London Breed, Mayor of San Francisco, said: “When I first helped to launch CleanPowerSF, I knew it had the potential to make a transformative change for this city, and we are already seeing significant reductions in emission levels and are well on our way to meeting our climate action goals. We are honoured to be recognised for our efforts.”

To date, the city has reduced greenhouse gas emissions to 36 percent of 1990 levels.

In July it released its ‘Electric Vehicle Roadmap’ which included measures to raise public awareness of electric mobility; incentives for zero-emission vehicles; the development of charging infrastructure; a focus on grid integration of renewable energy and EV charging capacity; and advocating for emission-free technology in emerging mobility options.

Other winning projects at the awards included: London’s Ultra-Low Emission Zone; Seoul’s solar power programme; Guangzhou’s bus electrification scheme; Medellin’s urban biodiversity programme; Accra’s waste collection integration and Kolkata’s bus and ferry electrification plan.

Park Won-soon, Mayor of Seoul, said that the award will help push the city to scale up its ambitious energy and climate actions.

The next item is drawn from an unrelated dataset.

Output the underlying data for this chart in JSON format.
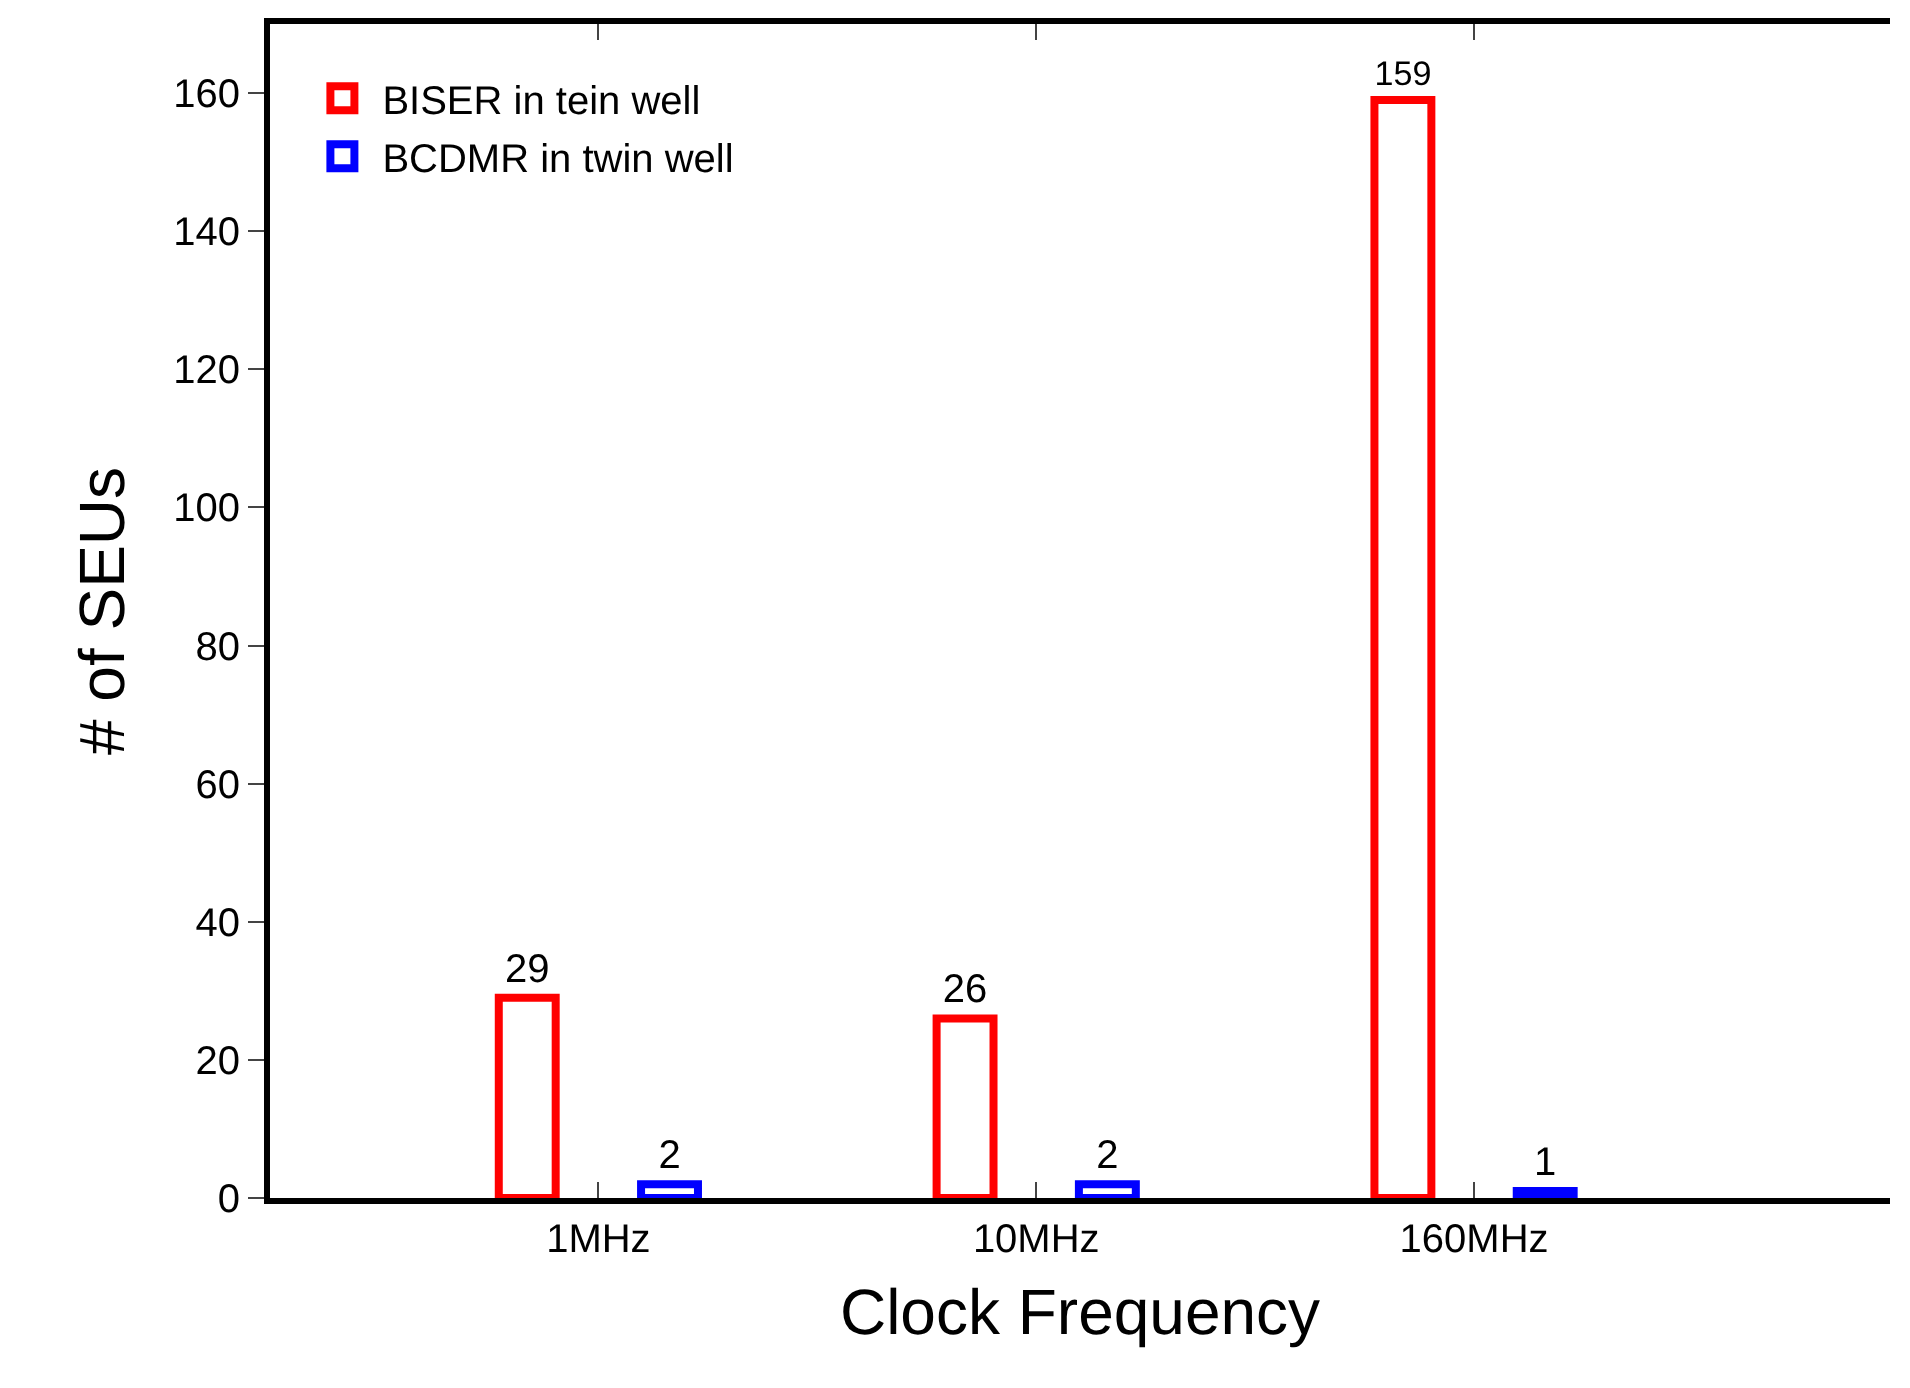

“We not only engage citizens in renewable energy generation, but also create green jobs along the way and support the energy poor to increase social equity,” he said.

Out of 100 city projects initially considered, 26 were shortlisted as finalists in seven categories (resilience, green mobility, renewable energy, engaged citizens, clean air, transformative change, green technologies).

Speaking at the awards, Michael Bloomberg, C40 Board President and UN Secretary-General’s Special Envoy for Climate Action said that from the summit has shown that “progress really is possible”.

“These awards are about honouring the leaders who are summoning the power of cities, overcoming obstacles and saving lives and the planet, one climate action at a time.”